Protecting personal data and ensuring information security are top priorities for the university, which is why we have updated our Data Protection Policy and Information Security Policy to strengthen protocols and compliance.

These policies apply to all staff and students.  Both policies provide the introduction of clear accountabilities and responsibilities.

Data Protection Policy

The Data Protection Policy outlines our data collection, usage, and protection protocols in order to comply with UK data protection laws and regulations.

Information Security Policy

Provides the requirement that material policy gaps with a Faculty or Department will be logged, managed, and prioritised within the existing Faculty or Department risk register alongside other risks.
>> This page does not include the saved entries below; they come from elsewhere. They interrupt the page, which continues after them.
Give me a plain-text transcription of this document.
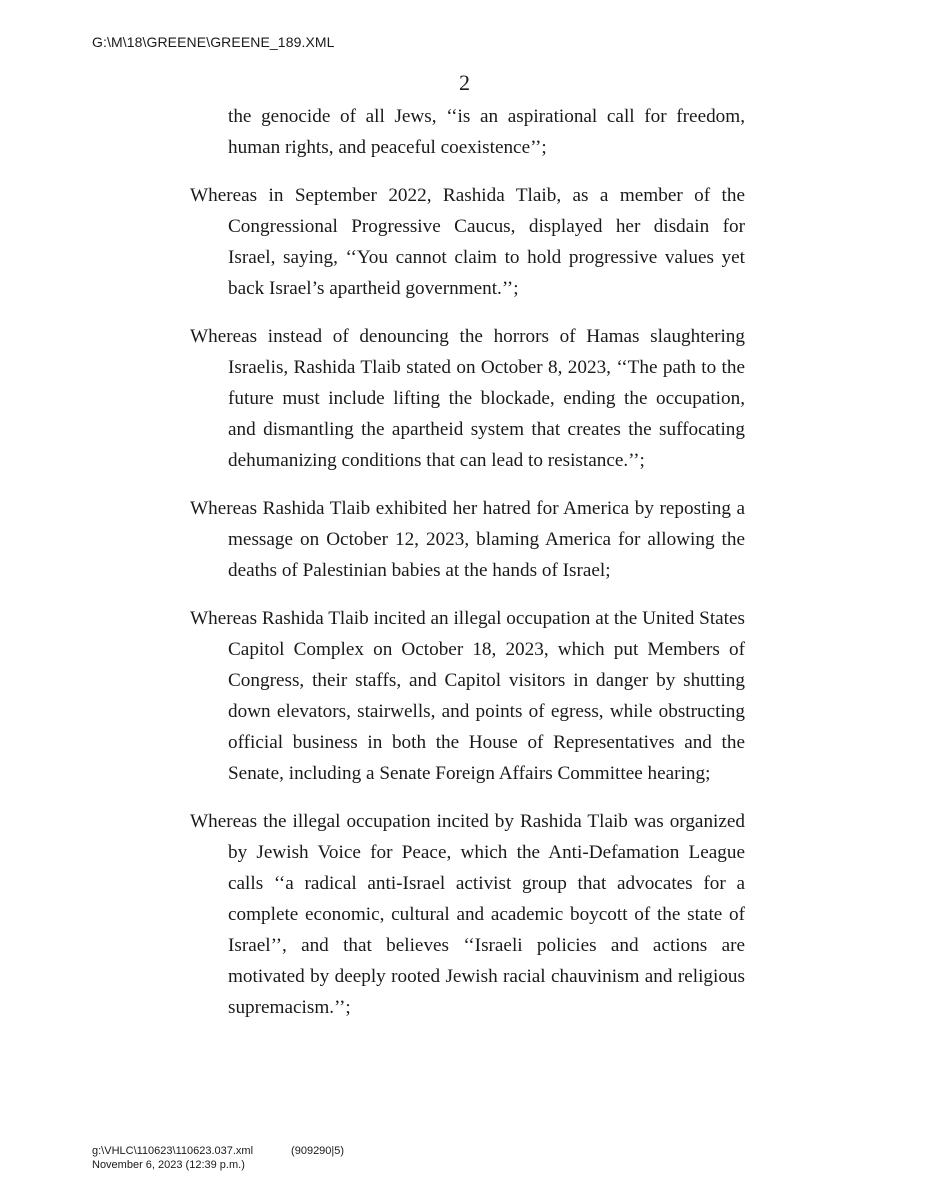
G:\M\18\GREENE\GREENE_189.XML
2

the genocide of all Jews, ‘‘is an aspirational call for freedom, human rights, and peaceful coexistence’’;

Whereas in September 2022, Rashida Tlaib, as a member of the Congressional Progressive Caucus, displayed her disdain for Israel, saying, ‘‘You cannot claim to hold progressive values yet back Israel’s apartheid government.’’;

Whereas instead of denouncing the horrors of Hamas slaughtering Israelis, Rashida Tlaib stated on October 8, 2023, ‘‘The path to the future must include lifting the blockade, ending the occupation, and dismantling the apartheid system that creates the suffocating dehumanizing conditions that can lead to resistance.’’;

Whereas Rashida Tlaib exhibited her hatred for America by reposting a message on October 12, 2023, blaming America for allowing the deaths of Palestinian babies at the hands of Israel;

Whereas Rashida Tlaib incited an illegal occupation at the United States Capitol Complex on October 18, 2023, which put Members of Congress, their staffs, and Capitol visitors in danger by shutting down elevators, stairwells, and points of egress, while obstructing official business in both the House of Representatives and the Senate, including a Senate Foreign Affairs Committee hearing;

Whereas the illegal occupation incited by Rashida Tlaib was organized by Jewish Voice for Peace, which the Anti-Defamation League calls ‘‘a radical anti-Israel activist group that advocates for a complete economic, cultural and academic boycott of the state of Israel’’, and that believes ‘‘Israeli policies and actions are motivated by deeply rooted Jewish racial chauvinism and religious supremacism.’’;

g:\VHLC\110623\110623.037.xml	(909290|5)
November 6, 2023 (12:39 p.m.)
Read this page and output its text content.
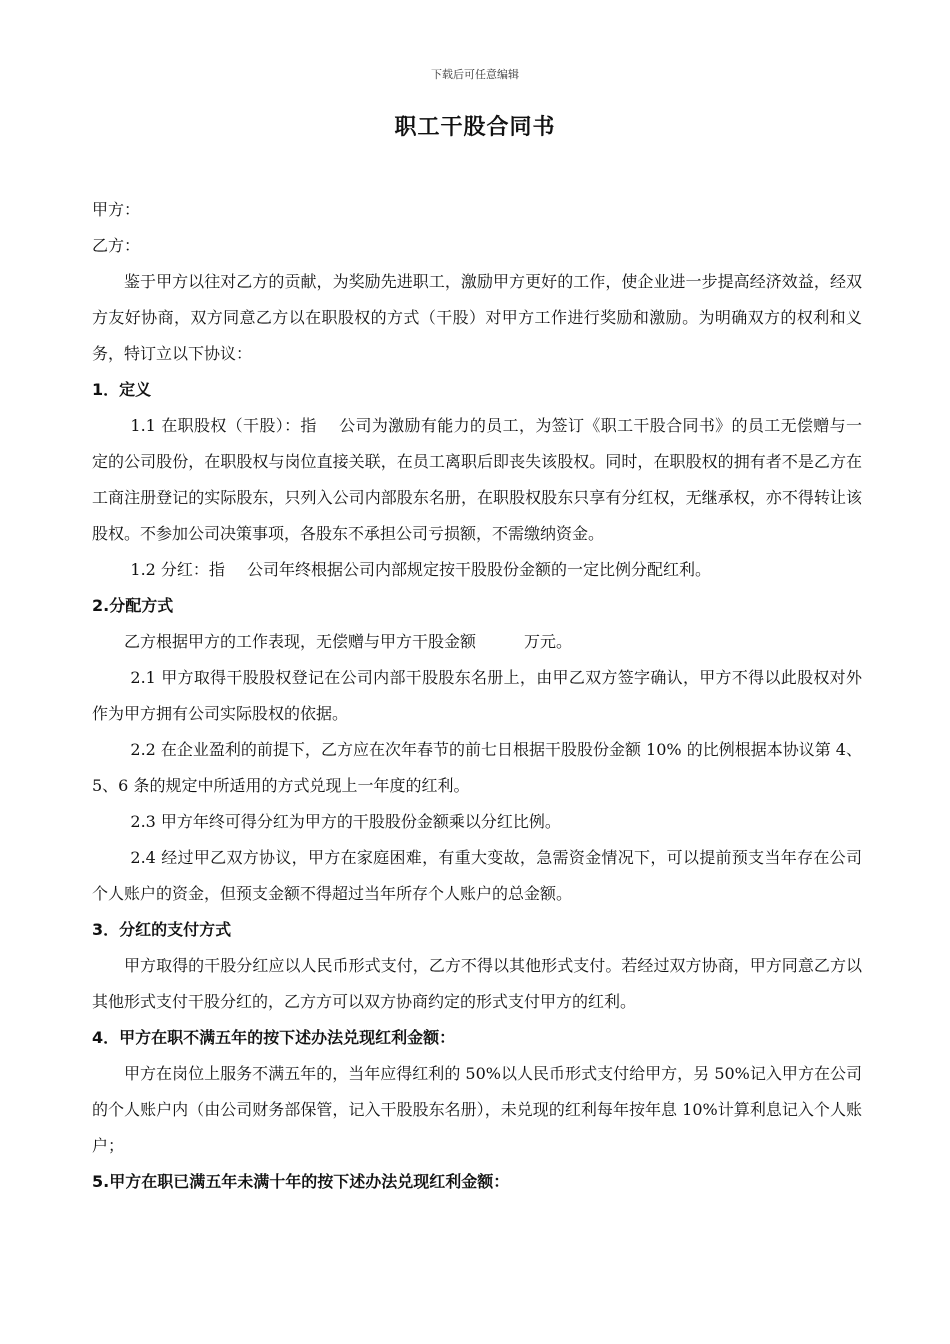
下载后可任意编辑
职工干股合同书
甲方：
乙方：
鉴于甲方以往对乙方的贡献，为奖励先进职工，激励甲方更好的工作，使企业进一步提高经济效益，经双方友好协商，双方同意乙方以在职股权的方式（干股）对甲方工作进行奖励和激励。为明确双方的权利和义务，特订立以下协议：
1．定义
1.1 在职股权（干股）：指 公司为激励有能力的员工，为签订《职工干股合同书》的员工无偿赠与一定的公司股份，在职股权与岗位直接关联，在员工离职后即丧失该股权。同时，在职股权的拥有者不是乙方在工商注册登记的实际股东，只列入公司内部股东名册，在职股权股东只享有分红权，无继承权，亦不得转让该股权。不参加公司决策事项，各股东不承担公司亏损额，不需缴纳资金。
1.2 分红：指 公司年终根据公司内部规定按干股股份金额的一定比例分配红利。
2.分配方式
乙方根据甲方的工作表现，无偿赠与甲方干股金额	万元。
2.1 甲方取得干股股权登记在公司内部干股股东名册上，由甲乙双方签字确认，甲方不得以此股权对外作为甲方拥有公司实际股权的依据。
2.2 在企业盈利的前提下，乙方应在次年春节的前七日根据干股股份金额 10% 的比例根据本协议第 4、5、6 条的规定中所适用的方式兑现上一年度的红利。
2.3 甲方年终可得分红为甲方的干股股份金额乘以分红比例。
2.4 经过甲乙双方协议，甲方在家庭困难，有重大变故，急需资金情况下，可以提前预支当年存在公司个人账户的资金，但预支金额不得超过当年所存个人账户的总金额。
3．分红的支付方式
甲方取得的干股分红应以人民币形式支付，乙方不得以其他形式支付。若经过双方协商，甲方同意乙方以其他形式支付干股分红的，乙方方可以双方协商约定的形式支付甲方的红利。
4．甲方在职不满五年的按下述办法兑现红利金额：
甲方在岗位上服务不满五年的，当年应得红利的 50%以人民币形式支付给甲方，另 50%记入甲方在公司的个人账户内（由公司财务部保管，记入干股股东名册），未兑现的红利每年按年息 10%计算利息记入个人账户；
5.甲方在职已满五年未满十年的按下述办法兑现红利金额：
Key updates in the policies

• Easier to understand definitions of personal data
• Clearer rules around collecting or using personal data
• More clarity provided around the consequences of non-compliance
• All staff must complete annual data protection and information security training
• Additional technical safeguards and access controls, including where sharing personal data internationally
• Incident response procedures for data breaches or security incidents
• Linking the Policies and record keeping to the University retention schedule

Policy Access

Please read the policies to understand your responsibilities. You can find the policies at the links below:

• Data Protection Policy
• Information Security Policy

Training Reminder

Please undertake your mandatory annual data protection and information security training  if you have not yet already done so.

Questions?

Contact the university’s Data Protection Officer, Tracy Landon if you have any questions about the Policies or your responsibilities.

Thank you for helping us maintain high data protection and information security standards for our university community.